I had been hired, purely on the basis of a few reviews and news items I’d written whilst living in Birmingham, by the then editor of underground newspaper, International Times, Peter Stansill. Sue’s husband, (Barry) Miles was a stalwart of the team I inherited to write for the music section I was woefully inexperienced to edit and like him, and as the daughter of Daily Mirror journalist, Lionel Crane), Sue provided great encouragement and support. Knowing few people in London at the time, Sue and Miles instantly befriended me and I spent my first Christmas there at the incongruously grand house they rented in Lord North Street, just behind Parliament Square. Over that Christmas and regularly afterwards, some of the key figures of the counter-culture, from Allen Ginsburg to Richard Neville, passed through their door and it always tickled me that cultural if not political revolution was being plotted in a haze of dope smoke just a hundred yards or so away from the seat of government.
Sue was involved in Indica Bookshop which was co-owned by her husband and a crucible for early underground culture and the beat poetry and art that originally fueled it. John Lennon, Yoko Ono and William Burroughs were celebrants of that movement and Sue engaged and entertained these luminaries with the same non-nonsense manner that she did this wide-eyed neophyte from the provinces who had barely two O-levels to rub together. She also ran the café at the Arts Lab in Drury Lane, and after heading up the fundraising support group for the Oz Trial, she tired of the compromises that many of her contemporaries – including me I’m ashamed to say – were prepared to make as the counter-culture lost its idealism and energy, and embarked on a short-lived attempt to forge a career in mid-wifery. But after that she wisely turned her catering experience to succulent effect, initially at Food For Thought, a vegetarian restaurant in Covent Garden and then Didier in Maida Vale.

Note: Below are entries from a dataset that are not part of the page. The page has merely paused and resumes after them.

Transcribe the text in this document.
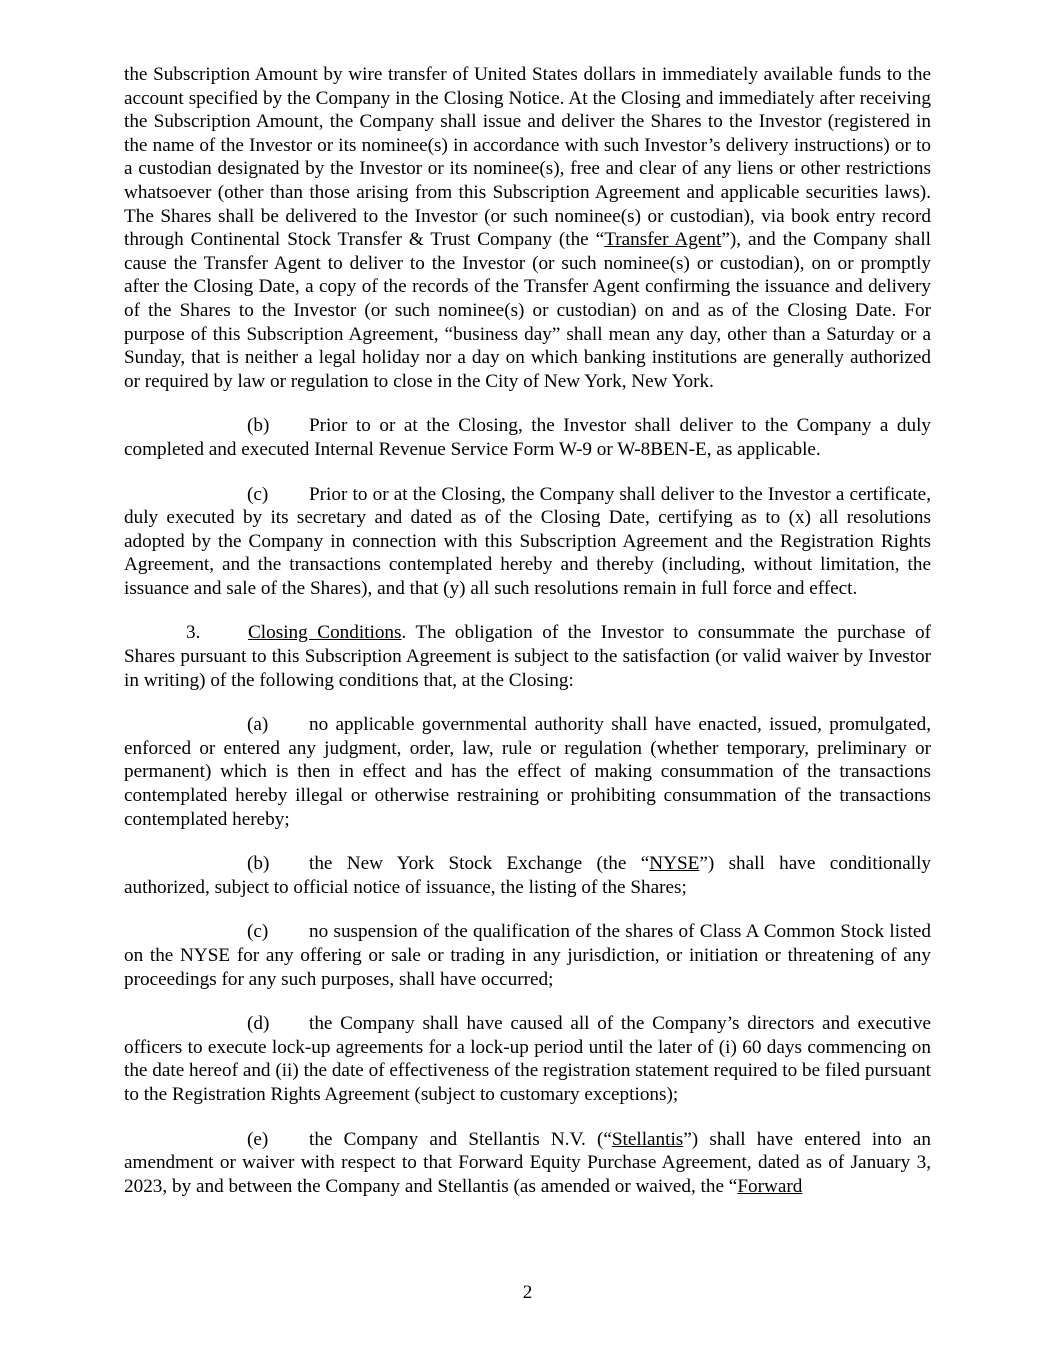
the Subscription Amount by wire transfer of United States dollars in immediately available funds to the account specified by the Company in the Closing Notice. At the Closing and immediately after receiving the Subscription Amount, the Company shall issue and deliver the Shares to the Investor (registered in the name of the Investor or its nominee(s) in accordance with such Investor’s delivery instructions) or to a custodian designated by the Investor or its nominee(s), free and clear of any liens or other restrictions whatsoever (other than those arising from this Subscription Agreement and applicable securities laws). The Shares shall be delivered to the Investor (or such nominee(s) or custodian), via book entry record through Continental Stock Transfer & Trust Company (the “Transfer Agent”), and the Company shall cause the Transfer Agent to deliver to the Investor (or such nominee(s) or custodian), on or promptly after the Closing Date, a copy of the records of the Transfer Agent confirming the issuance and delivery of the Shares to the Investor (or such nominee(s) or custodian) on and as of the Closing Date. For purpose of this Subscription Agreement, “business day” shall mean any day, other than a Saturday or a Sunday, that is neither a legal holiday nor a day on which banking institutions are generally authorized or required by law or regulation to close in the City of New York, New York.

(b) Prior to or at the Closing, the Investor shall deliver to the Company a duly completed and executed Internal Revenue Service Form W-9 or W-8BEN-E, as applicable.

(c) Prior to or at the Closing, the Company shall deliver to the Investor a certificate, duly executed by its secretary and dated as of the Closing Date, certifying as to (x) all resolutions adopted by the Company in connection with this Subscription Agreement and the Registration Rights Agreement, and the transactions contemplated hereby and thereby (including, without limitation, the issuance and sale of the Shares), and that (y) all such resolutions remain in full force and effect.

3. Closing Conditions. The obligation of the Investor to consummate the purchase of Shares pursuant to this Subscription Agreement is subject to the satisfaction (or valid waiver by Investor in writing) of the following conditions that, at the Closing:

(a) no applicable governmental authority shall have enacted, issued, promulgated, enforced or entered any judgment, order, law, rule or regulation (whether temporary, preliminary or permanent) which is then in effect and has the effect of making consummation of the transactions contemplated hereby illegal or otherwise restraining or prohibiting consummation of the transactions contemplated hereby;

(b) the New York Stock Exchange (the “NYSE”) shall have conditionally authorized, subject to official notice of issuance, the listing of the Shares;

(c) no suspension of the qualification of the shares of Class A Common Stock listed on the NYSE for any offering or sale or trading in any jurisdiction, or initiation or threatening of any proceedings for any such purposes, shall have occurred;

(d) the Company shall have caused all of the Company’s directors and executive officers to execute lock-up agreements for a lock-up period until the later of (i) 60 days commencing on the date hereof and (ii) the date of effectiveness of the registration statement required to be filed pursuant to the Registration Rights Agreement (subject to customary exceptions);

(e) the Company and Stellantis N.V. (“Stellantis”) shall have entered into an amendment or waiver with respect to that Forward Equity Purchase Agreement, dated as of January 3, 2023, by and between the Company and Stellantis (as amended or waived, the “Forward

2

A gifted chef who made it look so easy, she went on to run the kitchens at L’Escargot, the Zanzibar, Dingwalls, Soho Brasserie and other establishments where her redoubtable (i.e. take no shit) attitude and culinary talent won her considerable praise, if not the celebrity craved by some of her peers, but sometimes also caused confrontation with owners who expected undying obescience. After divorcing Miles she married another friend, the renowned graphic designer Pearce Marchbank, with whom she had two children, Otis and Celine and, like many others, I once again found myself a welcome guest in their Kentish Town kitchen.
Having split from Pearce, two or three times a week a decade later she fed me again as I rode wearily home from running my own publishing company in Shoreditch, and indeed taught me how to cook properly, at her house behind Kings Cross . As interested and supportive as ever in what I did, those suppers kept me nourished in more senses than one and although she eventually moved to set up restaurants in Suffolk, we still spoke regularly on the phone. When she moved back to Kings Cross having been diagnosed with cancer, I saw a lot more of her on my regular visits to London, albeit under less than happy circumstances.
There is much more I could tell you about Sue, but those who she made her friends, many of them closer than I, will probably have valued above all else her unswerving loyalty, her caterwauling laugh, her uncompromising determination to live life as she believed it should be lived and her magnificent bullshit detector. I’ve tried to avoid cliché in penning this scant obituary, but to say she will be much missed is incontrovertibly the case.